浜田省吾はライブ会場の違いによる温度差についても、何とか改善したいという気持ちがあったのだと思う。
そこで、アリーナの中央部にセンターステージを設けることで、座席の不公平感を緩和し、ライブ後半部はアリーナをホール会場の雰囲気に変えるマジックを披露したのだ。
このマジックは大好評で、メインステージでの演奏とは異なった盛り上がり方を実現した。
また、会場へのこだわりとしては、ドームやスタジアムではライブをしないというポリシーもあるようだ。
これは過去に横浜スタジアムでライブを行った際に、アリーナでも野外でもない施設で演奏をする難しさを感じ取ったからと述懐している。
つまり、浜田省吾は会場の規模や施設を層別して、それぞれの適切なサービスの仕方を作り上げているのだ。
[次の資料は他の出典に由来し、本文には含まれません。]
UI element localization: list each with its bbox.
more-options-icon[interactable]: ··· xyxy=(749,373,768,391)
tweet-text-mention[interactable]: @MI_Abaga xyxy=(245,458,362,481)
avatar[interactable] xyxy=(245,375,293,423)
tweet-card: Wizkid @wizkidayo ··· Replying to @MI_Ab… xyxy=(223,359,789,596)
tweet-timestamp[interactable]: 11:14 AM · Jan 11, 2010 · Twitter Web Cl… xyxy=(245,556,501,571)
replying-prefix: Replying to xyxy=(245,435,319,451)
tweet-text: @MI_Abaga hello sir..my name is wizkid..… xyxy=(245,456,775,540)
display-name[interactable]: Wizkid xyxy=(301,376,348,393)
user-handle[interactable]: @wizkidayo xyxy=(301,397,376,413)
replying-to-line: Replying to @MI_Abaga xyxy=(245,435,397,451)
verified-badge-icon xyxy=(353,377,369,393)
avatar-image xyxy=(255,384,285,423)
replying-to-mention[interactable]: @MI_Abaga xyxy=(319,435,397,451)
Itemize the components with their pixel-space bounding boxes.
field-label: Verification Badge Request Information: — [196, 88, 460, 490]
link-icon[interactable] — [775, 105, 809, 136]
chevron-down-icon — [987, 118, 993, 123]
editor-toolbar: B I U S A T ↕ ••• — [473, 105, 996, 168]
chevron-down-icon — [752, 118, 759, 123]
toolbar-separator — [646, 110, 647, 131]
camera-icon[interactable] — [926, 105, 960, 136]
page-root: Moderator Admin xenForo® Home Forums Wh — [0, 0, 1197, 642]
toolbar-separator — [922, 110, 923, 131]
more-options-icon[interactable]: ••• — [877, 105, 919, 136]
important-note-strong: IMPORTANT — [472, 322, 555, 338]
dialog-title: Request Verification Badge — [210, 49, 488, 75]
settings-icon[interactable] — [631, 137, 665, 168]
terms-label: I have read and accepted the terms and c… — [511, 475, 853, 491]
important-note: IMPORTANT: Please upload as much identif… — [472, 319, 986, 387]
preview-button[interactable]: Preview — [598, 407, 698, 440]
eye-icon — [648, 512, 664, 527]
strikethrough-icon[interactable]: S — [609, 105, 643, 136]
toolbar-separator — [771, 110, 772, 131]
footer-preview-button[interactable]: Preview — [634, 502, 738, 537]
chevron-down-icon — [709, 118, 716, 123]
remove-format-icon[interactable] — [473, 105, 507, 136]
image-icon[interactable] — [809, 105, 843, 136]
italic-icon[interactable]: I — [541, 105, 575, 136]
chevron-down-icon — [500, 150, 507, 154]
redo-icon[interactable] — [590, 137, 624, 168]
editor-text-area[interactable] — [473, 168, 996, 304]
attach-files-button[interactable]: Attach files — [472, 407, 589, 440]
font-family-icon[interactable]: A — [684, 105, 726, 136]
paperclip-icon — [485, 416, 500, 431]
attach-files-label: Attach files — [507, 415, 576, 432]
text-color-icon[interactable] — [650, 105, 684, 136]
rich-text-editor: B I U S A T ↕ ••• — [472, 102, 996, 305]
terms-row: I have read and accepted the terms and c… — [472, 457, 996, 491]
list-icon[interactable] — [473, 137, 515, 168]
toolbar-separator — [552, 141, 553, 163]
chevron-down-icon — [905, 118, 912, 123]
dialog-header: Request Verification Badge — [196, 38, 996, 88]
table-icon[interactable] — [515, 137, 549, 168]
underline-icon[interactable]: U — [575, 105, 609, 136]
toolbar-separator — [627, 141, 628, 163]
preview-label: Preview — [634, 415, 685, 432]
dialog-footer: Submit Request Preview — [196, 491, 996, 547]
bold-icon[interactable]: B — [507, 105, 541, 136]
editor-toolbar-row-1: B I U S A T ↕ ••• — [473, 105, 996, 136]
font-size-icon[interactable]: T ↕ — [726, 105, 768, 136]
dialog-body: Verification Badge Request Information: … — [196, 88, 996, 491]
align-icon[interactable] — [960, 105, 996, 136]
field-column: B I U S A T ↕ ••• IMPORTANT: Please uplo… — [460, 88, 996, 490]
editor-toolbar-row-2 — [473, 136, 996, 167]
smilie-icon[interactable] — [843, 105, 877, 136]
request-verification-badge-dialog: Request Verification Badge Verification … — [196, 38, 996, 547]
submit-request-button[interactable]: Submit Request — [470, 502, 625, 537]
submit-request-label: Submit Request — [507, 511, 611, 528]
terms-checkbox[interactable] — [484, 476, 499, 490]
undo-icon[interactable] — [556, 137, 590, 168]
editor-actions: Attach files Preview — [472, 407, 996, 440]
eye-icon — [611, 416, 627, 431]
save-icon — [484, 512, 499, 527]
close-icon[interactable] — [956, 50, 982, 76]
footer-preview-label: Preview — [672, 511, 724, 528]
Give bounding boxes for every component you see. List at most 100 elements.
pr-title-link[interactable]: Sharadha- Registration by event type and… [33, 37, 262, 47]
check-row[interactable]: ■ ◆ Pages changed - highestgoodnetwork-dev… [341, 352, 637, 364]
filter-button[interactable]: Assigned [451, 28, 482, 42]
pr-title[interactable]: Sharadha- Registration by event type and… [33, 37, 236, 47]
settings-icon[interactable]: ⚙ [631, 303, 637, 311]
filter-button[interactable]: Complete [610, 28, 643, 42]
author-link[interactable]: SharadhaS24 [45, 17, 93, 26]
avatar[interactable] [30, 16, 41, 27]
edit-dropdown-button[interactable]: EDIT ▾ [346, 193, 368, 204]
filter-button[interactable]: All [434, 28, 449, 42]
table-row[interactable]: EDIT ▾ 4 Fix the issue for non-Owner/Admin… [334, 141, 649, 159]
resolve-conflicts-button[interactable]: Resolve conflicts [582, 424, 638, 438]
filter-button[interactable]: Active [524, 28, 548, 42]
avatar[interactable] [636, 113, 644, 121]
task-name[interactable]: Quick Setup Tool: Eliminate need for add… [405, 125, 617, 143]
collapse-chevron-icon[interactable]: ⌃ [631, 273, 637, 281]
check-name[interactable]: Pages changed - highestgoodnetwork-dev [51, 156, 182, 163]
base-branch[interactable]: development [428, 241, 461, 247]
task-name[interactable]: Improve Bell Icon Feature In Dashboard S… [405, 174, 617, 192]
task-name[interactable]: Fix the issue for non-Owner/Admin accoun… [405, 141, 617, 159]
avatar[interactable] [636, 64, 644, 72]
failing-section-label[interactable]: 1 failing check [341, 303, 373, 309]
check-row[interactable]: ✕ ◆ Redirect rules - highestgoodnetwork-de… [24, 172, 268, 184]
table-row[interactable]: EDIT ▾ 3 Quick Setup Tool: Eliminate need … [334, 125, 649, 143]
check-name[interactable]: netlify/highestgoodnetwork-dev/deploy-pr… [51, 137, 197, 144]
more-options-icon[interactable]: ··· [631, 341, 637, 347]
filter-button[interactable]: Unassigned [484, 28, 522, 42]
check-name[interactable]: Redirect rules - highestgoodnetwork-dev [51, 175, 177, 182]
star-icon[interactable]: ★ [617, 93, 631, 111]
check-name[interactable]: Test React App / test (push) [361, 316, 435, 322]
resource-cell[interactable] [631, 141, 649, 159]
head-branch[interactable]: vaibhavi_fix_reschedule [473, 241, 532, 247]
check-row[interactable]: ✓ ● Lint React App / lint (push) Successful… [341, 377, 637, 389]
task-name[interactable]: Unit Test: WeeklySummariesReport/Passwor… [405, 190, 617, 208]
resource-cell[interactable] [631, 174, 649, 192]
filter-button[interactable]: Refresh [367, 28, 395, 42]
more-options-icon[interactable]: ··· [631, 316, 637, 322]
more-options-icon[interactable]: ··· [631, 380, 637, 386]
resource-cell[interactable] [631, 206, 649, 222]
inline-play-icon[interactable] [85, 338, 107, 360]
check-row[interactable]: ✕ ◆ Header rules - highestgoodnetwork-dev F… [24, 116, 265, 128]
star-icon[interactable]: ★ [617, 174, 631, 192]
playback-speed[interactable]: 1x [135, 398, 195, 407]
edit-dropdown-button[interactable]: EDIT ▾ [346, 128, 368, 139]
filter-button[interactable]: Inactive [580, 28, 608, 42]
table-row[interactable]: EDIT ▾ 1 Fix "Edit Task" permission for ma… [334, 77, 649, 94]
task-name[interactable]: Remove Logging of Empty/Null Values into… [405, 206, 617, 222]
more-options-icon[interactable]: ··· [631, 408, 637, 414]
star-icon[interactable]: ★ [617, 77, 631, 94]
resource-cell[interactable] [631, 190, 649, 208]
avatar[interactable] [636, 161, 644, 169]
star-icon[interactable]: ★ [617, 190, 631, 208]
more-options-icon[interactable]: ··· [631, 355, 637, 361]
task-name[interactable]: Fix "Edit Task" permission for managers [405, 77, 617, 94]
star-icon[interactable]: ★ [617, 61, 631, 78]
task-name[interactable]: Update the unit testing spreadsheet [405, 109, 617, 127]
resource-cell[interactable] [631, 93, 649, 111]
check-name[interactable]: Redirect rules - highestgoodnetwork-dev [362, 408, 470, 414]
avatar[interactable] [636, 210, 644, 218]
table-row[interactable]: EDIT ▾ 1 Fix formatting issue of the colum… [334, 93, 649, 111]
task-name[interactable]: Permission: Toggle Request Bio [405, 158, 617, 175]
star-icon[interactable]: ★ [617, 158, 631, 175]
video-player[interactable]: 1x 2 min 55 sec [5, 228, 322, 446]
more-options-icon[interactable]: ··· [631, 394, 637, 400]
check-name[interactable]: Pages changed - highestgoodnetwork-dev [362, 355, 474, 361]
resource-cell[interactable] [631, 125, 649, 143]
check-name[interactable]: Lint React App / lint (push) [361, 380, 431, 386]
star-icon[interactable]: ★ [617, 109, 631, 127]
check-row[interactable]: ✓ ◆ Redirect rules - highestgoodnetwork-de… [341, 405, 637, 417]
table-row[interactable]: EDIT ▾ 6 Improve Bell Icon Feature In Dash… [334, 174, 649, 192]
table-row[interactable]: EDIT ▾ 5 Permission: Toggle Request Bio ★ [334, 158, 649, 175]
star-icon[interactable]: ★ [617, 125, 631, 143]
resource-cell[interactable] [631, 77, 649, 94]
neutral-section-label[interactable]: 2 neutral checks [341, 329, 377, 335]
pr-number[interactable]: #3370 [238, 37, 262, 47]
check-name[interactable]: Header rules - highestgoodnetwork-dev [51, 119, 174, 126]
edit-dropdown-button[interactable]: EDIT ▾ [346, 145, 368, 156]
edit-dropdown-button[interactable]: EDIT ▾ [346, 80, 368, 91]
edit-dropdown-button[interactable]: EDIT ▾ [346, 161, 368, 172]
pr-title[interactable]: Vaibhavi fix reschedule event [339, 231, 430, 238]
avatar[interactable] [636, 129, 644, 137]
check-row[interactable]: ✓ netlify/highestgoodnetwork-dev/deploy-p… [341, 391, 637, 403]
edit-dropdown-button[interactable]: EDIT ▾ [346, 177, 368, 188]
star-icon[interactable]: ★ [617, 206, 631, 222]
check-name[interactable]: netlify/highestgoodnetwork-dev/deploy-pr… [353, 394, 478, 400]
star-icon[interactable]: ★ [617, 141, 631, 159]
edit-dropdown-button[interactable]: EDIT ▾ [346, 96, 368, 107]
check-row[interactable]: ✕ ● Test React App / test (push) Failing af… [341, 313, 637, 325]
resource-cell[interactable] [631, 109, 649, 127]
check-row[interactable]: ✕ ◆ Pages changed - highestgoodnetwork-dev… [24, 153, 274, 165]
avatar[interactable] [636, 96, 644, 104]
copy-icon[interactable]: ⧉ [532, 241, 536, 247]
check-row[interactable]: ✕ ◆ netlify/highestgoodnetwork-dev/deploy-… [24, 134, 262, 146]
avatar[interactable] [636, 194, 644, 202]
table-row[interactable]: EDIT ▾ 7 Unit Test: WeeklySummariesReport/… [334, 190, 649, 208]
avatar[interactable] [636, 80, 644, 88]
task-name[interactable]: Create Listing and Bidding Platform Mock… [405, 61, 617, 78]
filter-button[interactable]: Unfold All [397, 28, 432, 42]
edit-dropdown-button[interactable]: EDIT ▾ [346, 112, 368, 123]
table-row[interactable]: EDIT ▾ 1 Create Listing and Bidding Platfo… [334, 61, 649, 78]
一定のサービスレベルに達しない施設では、ライブをしないという主義も徹底している。
このように場所や客層に応じたサービスの層別や絞込みは、ビジネスの場面でも必須といえよう。
よく「お客様には平等に接する」という原則論を標榜する職場があるが、この鉄則も運用を誤るとサービスの画一化と酷評されてしまう。
例えば、家具の接客でも単品のテーブルだけを探しにくるお客と、婚礼家具一式を探しにくるお客とでは、販売員に求められる商品知識や接客レベルは大きく異なるだろう。
それなのに、単品の購買客と同じ程度の応酬話法しかできなければ、大型商談を逃すことになってしまう。
商機を確実にGETするためには、顧客層の違いを理解して、それぞれの客層の心理にジャストフィットする商材の提案や提供ができなくてはならない。
少し話題は変わるが、今は何でも低価格志向で、販売店はローコストオペレーションこそが万能だという哲学が浸透しつつある。
確かに消費者にとって、良いものがよりやすく買えればありがたいことだ。
しかし、「安ければ必ず売れる」ものではないという現状認識も必要だろう。外資系のスーパーで新学期用品としてランドセルを破格の値段で売り出しても、これはほとんど売れなかったという。
アングロサクソンの合理思考だと、安価で品質は通常のランドセルを売り出せば、過剰スペックで高い日本製のランドセルを駆逐できるというシュミレーションが成立する。
だが、実際には高級ランドセルばかりが売れて、それなりのランドセルは在庫の山を築くことになった。
これは日本人の父母や祖父母の「子供には良いものを贈りたい」という心情を理解しないマーケティングの失敗といえよう。
このようにサービスというものは均質であることが良いとばかりは言えない。浜田省吾がライブ会場の規模に合わせてコンサートの内容を工夫するように、ビジネスの現場でも顧客の要望に応じたサービスレベルの差別化は必要だ。